Carlson was rushed to the Cuyuna Regional Medical Center where surgeons worked to reconnect the tendons torn from his patellas. Carlson was relegated to bed rest for five weeks at the Cuyuna Regional Medical Center before moving on to rehabilitation.
“Fortunately I got to the hospital on time and they were operating seven hours later, so hopefully there will be some recovery of my ability to walk,” Carlson said.

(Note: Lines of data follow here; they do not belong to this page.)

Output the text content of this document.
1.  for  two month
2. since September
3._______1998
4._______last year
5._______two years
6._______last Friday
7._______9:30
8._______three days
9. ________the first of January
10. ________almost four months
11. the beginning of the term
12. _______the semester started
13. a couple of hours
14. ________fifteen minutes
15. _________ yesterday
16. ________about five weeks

All of this may sound pretty harsh, but Carlson is not worried about himself, he is more concerned that the NAHS has enough help.
Carlson has been the NAHS president for 15 years. He has been with the group since its founding in 1994, and he was very much involved with the acquisition of the Nisswa Pioneer Village from Lee and Penny Anderson and its subsequent care. He was named Nisswa Citizen of the Year in 2002.
Carlson says he spends almost all of his free time working with the historical society. It is no wonder that his mind is preoccupied with the group.
In his absence his duties are being handled by members of the board of directors, but his concerns are still more with the group than his own wellbeing.
“The thing that I most want is that people will help the historical society and the pioneer village, because with the family and everything we can take care of everything for me personally, but I sure hope everybody pitches in and helps at the pioneer village and the historical society,” Carlson said.
Carlson said he will still welcome prayers and any help that people wish to give. Anything to get him back to his two favorite passtimes, the NAHS and his granddaughter.
“We’ll have to wait and see how things turn out,” Carlson said. “Hopefully the historical society will be stronger than ever.”
Cindy Terwilliger is serving as interim president of the NAHS in Carlson’s absence.